Implementation of dCas9-mediated CRISPRi in the fission yeast Schizosaccharomyces pombe

Catalytically inactive mutant of Cas9 (dCas9) can repress gene transcription. This gene knockdown method, called CRISPRi, is useful because it can repress an arbitrary target gene only by changing the sgRNA sequence that determines target gene specificity. Here, dCas9-mediated CRISPRi is implemented for the deeply studied model organism fission yeast, and a method to design sgRNAs for efficient CRISPRi is offered. This will facilitate revealing gene functions and developing tools based on dCas9 technology in Schizosaccharomyces pombe.Abstract Controllable and reversible transcriptional repression is an essential method to study gene functions. A systematic knock-down method using catalytically inactive Cas9 (dCas9) was originally established in bacteria. dCas9 forms a ribonucleoprotein with a small guide RNA and uses it to recognize a specific DNA sequence via Watson-Crick base-pairing. When specifically bound to a targeted DNA, dCas9 impairs RNA polymerase activity and represses transcription of that target gene.

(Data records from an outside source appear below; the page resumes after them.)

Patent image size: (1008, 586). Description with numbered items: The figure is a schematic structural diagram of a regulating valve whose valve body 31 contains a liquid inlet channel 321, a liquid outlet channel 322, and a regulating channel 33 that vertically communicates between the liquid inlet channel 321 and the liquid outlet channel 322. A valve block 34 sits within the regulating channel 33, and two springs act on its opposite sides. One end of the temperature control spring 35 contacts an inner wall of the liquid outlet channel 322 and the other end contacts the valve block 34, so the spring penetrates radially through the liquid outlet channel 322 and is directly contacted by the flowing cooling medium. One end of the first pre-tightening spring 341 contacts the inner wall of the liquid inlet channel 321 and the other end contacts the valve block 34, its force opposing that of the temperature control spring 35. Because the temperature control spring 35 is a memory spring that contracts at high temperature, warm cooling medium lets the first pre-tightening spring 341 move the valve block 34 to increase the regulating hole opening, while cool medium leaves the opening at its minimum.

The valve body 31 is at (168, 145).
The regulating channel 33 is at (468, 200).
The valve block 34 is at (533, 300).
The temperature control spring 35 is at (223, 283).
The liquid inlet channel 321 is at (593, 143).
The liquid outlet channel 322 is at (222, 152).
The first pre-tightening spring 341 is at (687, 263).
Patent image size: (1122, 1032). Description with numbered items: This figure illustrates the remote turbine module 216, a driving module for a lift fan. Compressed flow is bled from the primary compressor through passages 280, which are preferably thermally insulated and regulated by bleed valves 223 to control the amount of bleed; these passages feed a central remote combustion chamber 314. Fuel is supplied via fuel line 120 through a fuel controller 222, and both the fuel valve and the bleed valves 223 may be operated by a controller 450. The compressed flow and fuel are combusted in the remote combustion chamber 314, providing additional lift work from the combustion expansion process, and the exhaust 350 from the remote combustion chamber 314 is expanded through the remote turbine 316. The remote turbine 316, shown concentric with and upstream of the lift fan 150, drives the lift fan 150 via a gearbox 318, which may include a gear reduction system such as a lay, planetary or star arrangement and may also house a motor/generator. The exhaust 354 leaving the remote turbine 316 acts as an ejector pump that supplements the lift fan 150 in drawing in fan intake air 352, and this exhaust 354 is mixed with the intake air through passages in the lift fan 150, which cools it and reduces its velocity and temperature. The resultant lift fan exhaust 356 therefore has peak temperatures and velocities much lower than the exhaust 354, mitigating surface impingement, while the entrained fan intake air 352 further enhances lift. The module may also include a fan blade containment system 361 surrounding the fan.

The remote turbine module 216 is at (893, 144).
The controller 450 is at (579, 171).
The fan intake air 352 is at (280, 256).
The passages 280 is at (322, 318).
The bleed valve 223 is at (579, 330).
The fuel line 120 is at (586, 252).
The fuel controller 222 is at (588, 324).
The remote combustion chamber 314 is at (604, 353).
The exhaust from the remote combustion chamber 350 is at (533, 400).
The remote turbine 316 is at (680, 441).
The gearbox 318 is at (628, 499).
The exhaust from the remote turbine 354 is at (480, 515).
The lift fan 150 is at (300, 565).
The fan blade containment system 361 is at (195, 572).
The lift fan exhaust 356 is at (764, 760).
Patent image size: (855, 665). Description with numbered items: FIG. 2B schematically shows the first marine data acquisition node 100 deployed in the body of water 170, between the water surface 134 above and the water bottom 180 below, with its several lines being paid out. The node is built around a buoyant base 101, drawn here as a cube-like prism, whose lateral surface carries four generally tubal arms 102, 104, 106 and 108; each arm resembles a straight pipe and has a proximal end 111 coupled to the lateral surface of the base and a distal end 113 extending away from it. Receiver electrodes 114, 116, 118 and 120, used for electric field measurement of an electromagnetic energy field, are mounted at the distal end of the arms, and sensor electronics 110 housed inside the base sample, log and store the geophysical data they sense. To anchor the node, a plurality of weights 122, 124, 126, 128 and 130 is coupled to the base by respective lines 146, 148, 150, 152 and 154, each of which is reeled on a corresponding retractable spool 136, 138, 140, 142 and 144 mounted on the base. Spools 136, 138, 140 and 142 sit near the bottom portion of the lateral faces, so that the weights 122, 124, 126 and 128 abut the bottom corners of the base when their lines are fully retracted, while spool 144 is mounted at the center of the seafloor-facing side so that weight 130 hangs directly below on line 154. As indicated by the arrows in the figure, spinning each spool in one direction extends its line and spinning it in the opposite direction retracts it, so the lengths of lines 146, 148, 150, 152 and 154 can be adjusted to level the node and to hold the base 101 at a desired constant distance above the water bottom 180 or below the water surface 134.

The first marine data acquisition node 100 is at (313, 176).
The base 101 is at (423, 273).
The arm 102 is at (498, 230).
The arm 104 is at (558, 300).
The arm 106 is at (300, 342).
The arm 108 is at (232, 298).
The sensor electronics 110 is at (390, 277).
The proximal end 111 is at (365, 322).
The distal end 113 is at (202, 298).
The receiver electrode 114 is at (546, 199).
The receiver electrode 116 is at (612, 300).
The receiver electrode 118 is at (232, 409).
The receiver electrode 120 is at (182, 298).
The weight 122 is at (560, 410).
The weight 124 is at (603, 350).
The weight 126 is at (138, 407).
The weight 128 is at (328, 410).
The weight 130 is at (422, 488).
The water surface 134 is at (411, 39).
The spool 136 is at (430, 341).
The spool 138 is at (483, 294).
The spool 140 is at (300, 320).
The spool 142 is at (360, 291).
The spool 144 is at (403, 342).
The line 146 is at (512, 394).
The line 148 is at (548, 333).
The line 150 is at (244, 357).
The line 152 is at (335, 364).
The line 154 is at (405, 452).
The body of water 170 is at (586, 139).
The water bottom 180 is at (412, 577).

This technology, CRISPRi, has been implemented in several organisms, but not in Schizosaccharomyces pombe using dCas9. Here, we provide a plasmid that expresses dCas9 and sgRNA in fission yeast. With this plasmid, CRISPRi repressed endogenous gene transcription by as much as 87%. This transcriptional repression method is controllable, reversible, and efficient enough to alter cellular phenotypes. Here, we offer a CRISPRi method to choose proper targeting sequences for transcriptional repression in fission yeast. Implementation of CRISPRi will help to reveal gene functions and to develop tools based on dCas9 technology in S. pombe.